In the Manhattan plot for the length class between 500 Kb and 15 Mb, chromosomes 2 and 3 showed a group of extremely variable SNPs, while chromosomes 7, 14, and 16 had the highest density and frequencies of SNPs falling in a ROH (see Figure S1a in Supplementary Material available online at http://dx.doi.org/10.1155/2016/2152847). We thus focused on these chromosomes for subsequent analyses. For the ROH >15 Mb, the Manhattan plot showed a more homogeneous distribution but we selected chromosomes 6, 9, and 20 for subsequent analyses (Figure S2a). In the plots based on ROH < 15 Mb, we observed large regions of the bison genome where almost 100% of SNPs fell within a ROH (Figure S1b–f). The frequency of SNPs falling in a ROH > 15 Mb was lower for all populations, in accordance with the smaller number of ROH in this length category (Figure S2b–d). Additionally, the frequency of a SNP falling within a ROH in the bison was not higher than that observed in the domestic breeds with a single exception on chromosome 9 (Figure S2c). On chromosome 20 the highest percentage of SNPs falling within a ROH was detected in dairy cattle breeds (Figure S2d). No clear pattern was observed on chromosome 6 (Figure S2b).
3.2. Analyses of Genomic Regions in the Runs of Homozygosity
The in-depth analysis of 17 regions, selected from seven chromosomes (i.e., 2, 3, 7, 9, 14, 16, and 20) led to the identification of more than 300 annotated genes whose functions vary considerably (see Table S1). The most frequent functionally characterised genes were those related to metabolic pathways, but we also observed genes related to disease and immune function, growth, and reproduction. As an example, we review here a few of our observations in the selected regions.

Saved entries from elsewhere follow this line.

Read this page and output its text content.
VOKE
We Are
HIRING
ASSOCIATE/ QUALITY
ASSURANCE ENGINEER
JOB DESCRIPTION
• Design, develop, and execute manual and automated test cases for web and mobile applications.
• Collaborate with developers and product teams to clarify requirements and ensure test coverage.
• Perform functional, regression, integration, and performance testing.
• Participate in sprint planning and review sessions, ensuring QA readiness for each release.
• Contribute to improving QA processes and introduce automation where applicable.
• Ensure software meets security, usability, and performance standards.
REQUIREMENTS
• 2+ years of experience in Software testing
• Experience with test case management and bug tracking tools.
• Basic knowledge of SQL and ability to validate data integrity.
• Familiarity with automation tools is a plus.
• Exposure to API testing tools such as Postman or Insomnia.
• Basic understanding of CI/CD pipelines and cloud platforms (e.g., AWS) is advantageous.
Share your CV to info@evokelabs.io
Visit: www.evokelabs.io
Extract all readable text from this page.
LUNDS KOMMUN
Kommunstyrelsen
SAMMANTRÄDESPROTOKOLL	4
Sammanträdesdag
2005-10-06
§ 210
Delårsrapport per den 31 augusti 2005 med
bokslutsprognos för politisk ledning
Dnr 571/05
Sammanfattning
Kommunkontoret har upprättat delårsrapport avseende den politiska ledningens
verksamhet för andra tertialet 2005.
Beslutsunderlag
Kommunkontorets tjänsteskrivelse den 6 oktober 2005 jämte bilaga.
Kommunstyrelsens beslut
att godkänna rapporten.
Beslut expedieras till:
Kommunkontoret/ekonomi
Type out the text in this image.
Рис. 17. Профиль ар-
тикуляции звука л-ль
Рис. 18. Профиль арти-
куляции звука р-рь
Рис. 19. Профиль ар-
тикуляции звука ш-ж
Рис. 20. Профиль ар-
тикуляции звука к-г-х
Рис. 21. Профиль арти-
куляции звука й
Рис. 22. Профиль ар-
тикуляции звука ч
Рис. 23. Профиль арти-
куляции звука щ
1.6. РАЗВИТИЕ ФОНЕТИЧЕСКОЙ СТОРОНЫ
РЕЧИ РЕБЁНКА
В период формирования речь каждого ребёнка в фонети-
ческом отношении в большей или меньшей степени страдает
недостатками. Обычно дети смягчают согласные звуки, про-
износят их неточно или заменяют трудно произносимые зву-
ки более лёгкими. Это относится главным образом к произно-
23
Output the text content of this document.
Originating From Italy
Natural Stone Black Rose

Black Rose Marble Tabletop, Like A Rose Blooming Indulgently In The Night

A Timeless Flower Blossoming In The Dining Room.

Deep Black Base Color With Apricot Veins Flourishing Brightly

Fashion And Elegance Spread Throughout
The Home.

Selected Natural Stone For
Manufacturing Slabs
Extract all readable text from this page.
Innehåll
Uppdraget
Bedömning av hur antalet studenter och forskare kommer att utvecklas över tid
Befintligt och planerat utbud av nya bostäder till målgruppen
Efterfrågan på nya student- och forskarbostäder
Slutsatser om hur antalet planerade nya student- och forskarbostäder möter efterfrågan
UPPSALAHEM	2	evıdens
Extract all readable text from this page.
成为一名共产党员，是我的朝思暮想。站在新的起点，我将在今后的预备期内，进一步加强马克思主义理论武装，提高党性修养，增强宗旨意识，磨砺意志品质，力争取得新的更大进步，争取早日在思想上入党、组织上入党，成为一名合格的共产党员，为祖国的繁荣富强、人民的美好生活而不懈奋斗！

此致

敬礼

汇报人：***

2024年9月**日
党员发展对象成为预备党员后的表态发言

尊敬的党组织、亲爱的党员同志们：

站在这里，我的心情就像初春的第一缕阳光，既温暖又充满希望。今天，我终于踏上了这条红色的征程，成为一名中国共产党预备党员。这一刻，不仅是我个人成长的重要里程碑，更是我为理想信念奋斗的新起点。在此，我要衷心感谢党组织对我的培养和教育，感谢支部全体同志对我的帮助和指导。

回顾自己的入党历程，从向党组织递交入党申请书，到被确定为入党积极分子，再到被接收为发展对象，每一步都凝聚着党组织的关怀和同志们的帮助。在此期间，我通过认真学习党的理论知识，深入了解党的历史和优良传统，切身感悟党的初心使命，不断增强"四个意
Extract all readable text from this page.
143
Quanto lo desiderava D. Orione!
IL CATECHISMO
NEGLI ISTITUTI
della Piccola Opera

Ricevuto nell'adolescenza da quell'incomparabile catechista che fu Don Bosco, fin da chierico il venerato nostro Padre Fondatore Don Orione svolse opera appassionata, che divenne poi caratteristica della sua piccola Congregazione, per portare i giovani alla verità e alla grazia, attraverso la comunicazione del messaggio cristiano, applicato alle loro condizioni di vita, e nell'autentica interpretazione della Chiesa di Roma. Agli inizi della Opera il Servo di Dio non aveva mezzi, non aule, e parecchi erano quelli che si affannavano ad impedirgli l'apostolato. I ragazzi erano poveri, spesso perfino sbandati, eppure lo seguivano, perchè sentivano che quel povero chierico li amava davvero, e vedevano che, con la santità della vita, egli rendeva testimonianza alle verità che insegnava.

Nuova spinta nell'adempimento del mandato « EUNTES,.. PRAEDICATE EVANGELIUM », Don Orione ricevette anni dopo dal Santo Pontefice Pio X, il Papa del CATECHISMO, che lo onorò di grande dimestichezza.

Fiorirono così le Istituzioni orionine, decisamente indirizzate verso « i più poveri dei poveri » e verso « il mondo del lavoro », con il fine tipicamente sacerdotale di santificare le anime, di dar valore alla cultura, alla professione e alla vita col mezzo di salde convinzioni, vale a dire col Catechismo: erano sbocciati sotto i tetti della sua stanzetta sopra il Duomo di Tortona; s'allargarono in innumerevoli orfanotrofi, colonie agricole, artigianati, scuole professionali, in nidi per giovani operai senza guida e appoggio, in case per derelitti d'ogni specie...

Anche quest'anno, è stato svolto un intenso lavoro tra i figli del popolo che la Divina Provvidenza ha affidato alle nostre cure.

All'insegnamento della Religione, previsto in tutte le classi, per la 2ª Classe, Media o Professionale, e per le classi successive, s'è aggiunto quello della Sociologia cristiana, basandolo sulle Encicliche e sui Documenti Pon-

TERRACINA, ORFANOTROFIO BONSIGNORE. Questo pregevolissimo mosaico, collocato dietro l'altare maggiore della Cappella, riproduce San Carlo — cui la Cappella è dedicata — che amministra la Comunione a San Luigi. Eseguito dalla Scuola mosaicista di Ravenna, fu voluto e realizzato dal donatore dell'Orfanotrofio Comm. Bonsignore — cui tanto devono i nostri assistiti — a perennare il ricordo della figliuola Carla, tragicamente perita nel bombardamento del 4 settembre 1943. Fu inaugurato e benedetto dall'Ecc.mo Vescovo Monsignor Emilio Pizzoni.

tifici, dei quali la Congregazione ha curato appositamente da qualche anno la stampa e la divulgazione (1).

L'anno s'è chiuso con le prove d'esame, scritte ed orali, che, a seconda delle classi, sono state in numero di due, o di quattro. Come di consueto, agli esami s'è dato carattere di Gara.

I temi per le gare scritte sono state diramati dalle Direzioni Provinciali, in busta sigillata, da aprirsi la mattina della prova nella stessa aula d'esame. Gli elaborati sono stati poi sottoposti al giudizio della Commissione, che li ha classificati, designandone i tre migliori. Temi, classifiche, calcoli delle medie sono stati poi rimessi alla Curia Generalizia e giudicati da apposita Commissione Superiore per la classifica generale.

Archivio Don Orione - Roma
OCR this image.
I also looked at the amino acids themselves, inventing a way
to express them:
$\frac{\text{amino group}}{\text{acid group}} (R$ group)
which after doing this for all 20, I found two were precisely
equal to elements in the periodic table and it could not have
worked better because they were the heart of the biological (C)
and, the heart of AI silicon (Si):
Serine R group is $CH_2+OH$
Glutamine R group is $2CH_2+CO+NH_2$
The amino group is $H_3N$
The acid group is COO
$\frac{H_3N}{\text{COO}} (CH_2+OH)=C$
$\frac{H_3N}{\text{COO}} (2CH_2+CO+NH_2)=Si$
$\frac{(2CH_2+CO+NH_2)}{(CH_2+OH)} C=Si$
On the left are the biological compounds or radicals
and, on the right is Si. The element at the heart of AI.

In summary, pattern (a) were mainly related to metabolic pathways, involving several CD-, ATP-, and SLAM-family genes (see Table S1) and olfactory receptors. Metabolic pathways were the main genes observed in pattern (b). Pattern (c) was inconclusive for ROH < 15 Mb. In pattern (f) (also an example of (c)) ROH > 15 Mb included genes related to milk and meat quality, growth, and metabolic disorders related to energy unbalanced consumption. Patterns (d) were located in portions of the chromosomes poorly described, with the only exception being the long region on chromosome 9, where a high number of ROH > 15 Mb was observed (Figure S2c). In addition to the metabolism and disease related genes widely encountered in all the screened regions, we report the presence of genes related to olfactory perception, obesity, growth, and sperm malformation in this region. In pattern (e), we observed a region (Figure 2(e)) where the Simmental showed higher variability than the other breeds. Here, genes involved were related to fat thickness and colour, growth, and sperm functionality. In pattern (f), where Hereford showed extremely high frequency values of SNP falling within a ROH and the Belgian Blue extreme variability (with the other breeds in between; Figure S1f, near 45000000), the genes observed were mainly related to the codification of proteins involved in sugar transport and assimilation at cellular level. In pattern (g) we observed genes involved in cortisol pathways and sweet perception, regulation of host response to virus infection, and regulatory function in ovulation.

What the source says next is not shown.